This is serious folks...hate to see the markets on Monday. Here is the story....
For America, the days of depending on China’s Yuan to support United States debt could be all but over; after Standard’s and Poor downgrade of U.S. Treasuries rating from AAA+ to AA+.
The loss of top-tier AAA status by the world's economic superpower drew fierce criticism from China, a huge holder of U.S. debt, and promised more anxiety for global financial markets.
“Weak consumer demand leads to a slowdown in economic growth. And the only way the Americans have come up with to improve economic growth has been to take on new loans to repay the old ones. "To eat May's grain in April," however, will never be a permanent solution to a problem,” Xinhua News wrote.
China bluntly criticized the United States after the S&P ratings cut to AA-plus, saying Washington had only itself to blame. Calls for a new stable global reserve currency, or in other words, a one-world currency lead China's ideas on how to properly deal internationally, with the U.S. debt.
"The U.S. government has to come to terms with the painful fact that the good old days when it could just borrow its way out of messes of its own making are finally gone," China's official Xinhua news agency said in a commentary.
"International supervision over the issue of U.S. dollars should be introduced and a new, stable and secured global reserve currency may also be an option to avert a catastrophe caused by any single country," Xinhua cited.
Its’ expected the statement by Xinhua News will have a dramatic impact on Wall Street Markets on Monday morning, the first day of trading after the S&P downgrade. China’s call for a one world currency was underscored by harsher indictments of United States policy making insight to properly deal with the nations’ over $14 trillion dollars’ worth of debt.

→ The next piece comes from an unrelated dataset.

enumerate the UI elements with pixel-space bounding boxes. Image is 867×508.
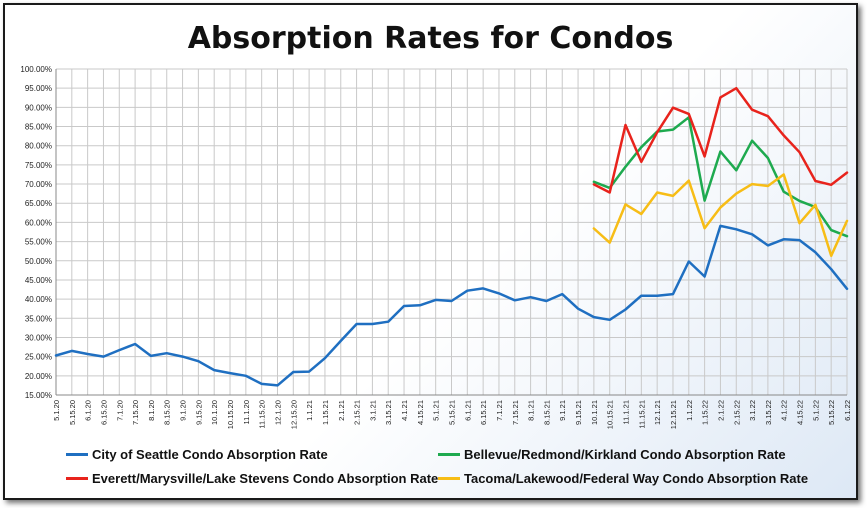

Xinhua scorned the United States for a debt addiction and decades of short slightness politically, with dealing with this country financial problem.
“The U.S. government has relied on borrowing to fund its operations in recent decades and has seldom carried out a serious fiscal austerity plan. That's why its debt ceiling has been raised 78 times to 14.29 trillion dollars since 1960,” China’s governmental news agency noted.
China’s news service cited without strong economic growth and job creation, it would be difficult for the United States to generate robust revenue increases and improve its fiscal condition over the long run.